Il y a tout juste 30 ans, le 1er mars 1990, l’utilisation de l’amiante était totalement interdite en Suisse. Mais il aura fallu des années pour en arriver là. Depuis le début du siècle passé, la toxicité du produit était avérée. En 1939 déjà la Caisse nationale suisse en cas d’accident, la Suva, reconnaissait l’asbestose comme une maladie professionnelle. Malgré ça, l’amiante, produit «miracle» par sa résistance au feu, à la corrosion ou encore au frottement, a été utilisé à large échelle dans les bâtiments, les garages (les garnitures de frein en contenaient), les usines ou encore chez les particuliers, sur les planches à repasser par exemple. Le profit n’a pas de prix. Ou alors celui des larmes. Car ce premier scandale de l’amiante se traduit aujourd’hui par des milliers de travailleurs, d’épouses, d’usagers de locaux publics qui, ayant été exposés à la fibre mortelle, développent un cancer de la plèvre, des poumons ou une autre maladie due à l’amiante. Ces dernières apparaissant entre 10 et 40 ans après l’inhalation. En Suisse, tous les ans, quelque 180 personnes développent un mésothéliome. Selon la Suva, l’amiante tue deux fois plus que tous les accidents de travail. En Europe, le décès de centaines de milliers de personnes est attendu ces prochaines années en raison de leur exposition à ce matériau avant son interdiction.

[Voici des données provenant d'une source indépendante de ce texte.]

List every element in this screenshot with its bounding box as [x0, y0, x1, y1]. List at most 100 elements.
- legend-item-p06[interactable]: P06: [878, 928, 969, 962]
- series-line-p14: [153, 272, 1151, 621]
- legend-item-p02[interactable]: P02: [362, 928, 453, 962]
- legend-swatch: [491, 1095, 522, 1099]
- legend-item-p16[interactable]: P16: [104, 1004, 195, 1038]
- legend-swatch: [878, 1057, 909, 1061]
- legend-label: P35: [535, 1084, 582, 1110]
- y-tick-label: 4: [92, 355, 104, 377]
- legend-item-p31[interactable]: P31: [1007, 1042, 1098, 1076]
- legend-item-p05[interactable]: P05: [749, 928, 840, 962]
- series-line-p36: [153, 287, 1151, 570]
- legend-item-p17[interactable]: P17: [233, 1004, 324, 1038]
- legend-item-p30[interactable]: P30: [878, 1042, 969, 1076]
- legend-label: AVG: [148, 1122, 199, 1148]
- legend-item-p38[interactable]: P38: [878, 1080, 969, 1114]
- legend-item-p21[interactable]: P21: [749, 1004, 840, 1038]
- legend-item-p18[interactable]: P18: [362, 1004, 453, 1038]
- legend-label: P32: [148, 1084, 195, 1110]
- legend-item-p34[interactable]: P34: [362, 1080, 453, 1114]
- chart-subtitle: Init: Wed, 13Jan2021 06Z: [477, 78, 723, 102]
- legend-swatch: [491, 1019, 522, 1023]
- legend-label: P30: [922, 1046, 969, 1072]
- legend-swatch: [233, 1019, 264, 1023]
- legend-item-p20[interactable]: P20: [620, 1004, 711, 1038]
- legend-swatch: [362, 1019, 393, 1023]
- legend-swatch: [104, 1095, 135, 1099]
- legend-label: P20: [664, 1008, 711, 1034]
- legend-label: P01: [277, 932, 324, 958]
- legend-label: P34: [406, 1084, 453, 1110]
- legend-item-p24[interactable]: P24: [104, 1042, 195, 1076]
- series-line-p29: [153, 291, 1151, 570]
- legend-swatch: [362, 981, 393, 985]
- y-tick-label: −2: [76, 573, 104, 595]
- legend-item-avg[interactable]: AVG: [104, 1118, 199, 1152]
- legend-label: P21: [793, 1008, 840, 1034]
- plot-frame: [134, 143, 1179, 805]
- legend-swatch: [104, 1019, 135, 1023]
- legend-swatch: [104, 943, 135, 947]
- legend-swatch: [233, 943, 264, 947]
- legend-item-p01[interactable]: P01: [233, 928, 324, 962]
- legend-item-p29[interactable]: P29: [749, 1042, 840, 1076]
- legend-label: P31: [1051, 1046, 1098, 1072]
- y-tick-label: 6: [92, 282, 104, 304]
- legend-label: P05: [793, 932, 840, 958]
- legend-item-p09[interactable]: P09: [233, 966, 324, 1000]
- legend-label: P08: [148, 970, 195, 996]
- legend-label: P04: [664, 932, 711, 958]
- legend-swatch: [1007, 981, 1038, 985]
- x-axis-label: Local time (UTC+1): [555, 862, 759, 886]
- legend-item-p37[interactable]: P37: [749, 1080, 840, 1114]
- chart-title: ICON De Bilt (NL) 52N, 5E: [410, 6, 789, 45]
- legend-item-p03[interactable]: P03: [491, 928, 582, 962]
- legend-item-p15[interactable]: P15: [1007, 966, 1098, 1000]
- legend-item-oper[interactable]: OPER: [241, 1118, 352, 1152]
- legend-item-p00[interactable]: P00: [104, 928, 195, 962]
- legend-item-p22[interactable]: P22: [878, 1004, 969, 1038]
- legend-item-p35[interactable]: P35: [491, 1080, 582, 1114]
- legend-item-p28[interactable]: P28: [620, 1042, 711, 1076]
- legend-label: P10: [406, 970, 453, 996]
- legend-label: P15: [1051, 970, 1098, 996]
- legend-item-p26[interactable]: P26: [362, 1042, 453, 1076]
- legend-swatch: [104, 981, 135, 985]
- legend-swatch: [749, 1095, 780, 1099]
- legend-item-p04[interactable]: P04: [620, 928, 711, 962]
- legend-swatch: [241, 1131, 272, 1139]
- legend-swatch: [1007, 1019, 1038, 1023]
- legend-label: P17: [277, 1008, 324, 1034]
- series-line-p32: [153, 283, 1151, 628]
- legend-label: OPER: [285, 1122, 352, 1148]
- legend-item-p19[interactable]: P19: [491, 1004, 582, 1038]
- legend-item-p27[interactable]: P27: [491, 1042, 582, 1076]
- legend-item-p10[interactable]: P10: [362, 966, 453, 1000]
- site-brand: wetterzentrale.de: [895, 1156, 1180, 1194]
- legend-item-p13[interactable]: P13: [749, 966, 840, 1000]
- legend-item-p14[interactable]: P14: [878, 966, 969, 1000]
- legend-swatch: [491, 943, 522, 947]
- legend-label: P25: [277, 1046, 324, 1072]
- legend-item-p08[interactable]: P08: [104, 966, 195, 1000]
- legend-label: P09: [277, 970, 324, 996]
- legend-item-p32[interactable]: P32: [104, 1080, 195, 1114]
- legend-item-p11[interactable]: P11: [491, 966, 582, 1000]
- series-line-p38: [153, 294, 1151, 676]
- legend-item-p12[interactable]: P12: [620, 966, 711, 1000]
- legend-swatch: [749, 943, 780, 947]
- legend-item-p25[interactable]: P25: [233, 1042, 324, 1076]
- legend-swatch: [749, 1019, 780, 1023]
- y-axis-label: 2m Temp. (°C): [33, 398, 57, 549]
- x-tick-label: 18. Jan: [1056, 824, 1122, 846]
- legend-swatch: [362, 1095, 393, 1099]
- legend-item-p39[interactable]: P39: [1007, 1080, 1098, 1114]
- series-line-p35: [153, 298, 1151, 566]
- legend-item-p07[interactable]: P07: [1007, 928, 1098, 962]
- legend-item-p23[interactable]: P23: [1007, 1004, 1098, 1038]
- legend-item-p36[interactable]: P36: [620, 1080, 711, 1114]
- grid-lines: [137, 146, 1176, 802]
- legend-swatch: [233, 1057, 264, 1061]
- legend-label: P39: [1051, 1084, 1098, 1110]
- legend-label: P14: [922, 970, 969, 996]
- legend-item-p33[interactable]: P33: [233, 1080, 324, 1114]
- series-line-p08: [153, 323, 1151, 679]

Aujourd’hui un nouveau drame se tisse. C’est celui de tous ces ouvriers travaillant sur des chantiers de rénovation ou de démolition d’immeubles contenant la fibre mortelle. Et de toutes les personnes qui y ont été exposées passivement lors de tels travaux, ou simplement parce qu’elles ont fréquenté des lieux munis de faux plafonds, contenant des fibres très volatiles.

Il est urgent de prendre des mesures drastiques. Une expertise amiante est obligatoire en cas de travaux sur des ouvrages datant d’avant 1990. Mais combien d’entrepreneurs, d’architectes  et de propriétaires les réalisent vraiment? Et combien, lorsqu’ils le font, prennent des dispositions pour que la sécurité soit assurée? Tant à Genève, que dans la Glâne ou à Lutry, les faits démontrent la légèreté avec laquelle les risques encourus par les travailleurs sont pris en compte. Bien sûr, désamianter un immeuble coûte cher, très cher. Mais certains préfèrent économiser sur la santé et la vie des ouvriers qui le paieront encore plus cher dans une ou plusieurs décennies. Il faut cesser de se voiler la face. Des garde-fous doivent être mis en place au plus vite par les autorités pour que ces agissements criminels cessent. C’est une question urgente de santé publique, porteuse de nouvelles tragédies.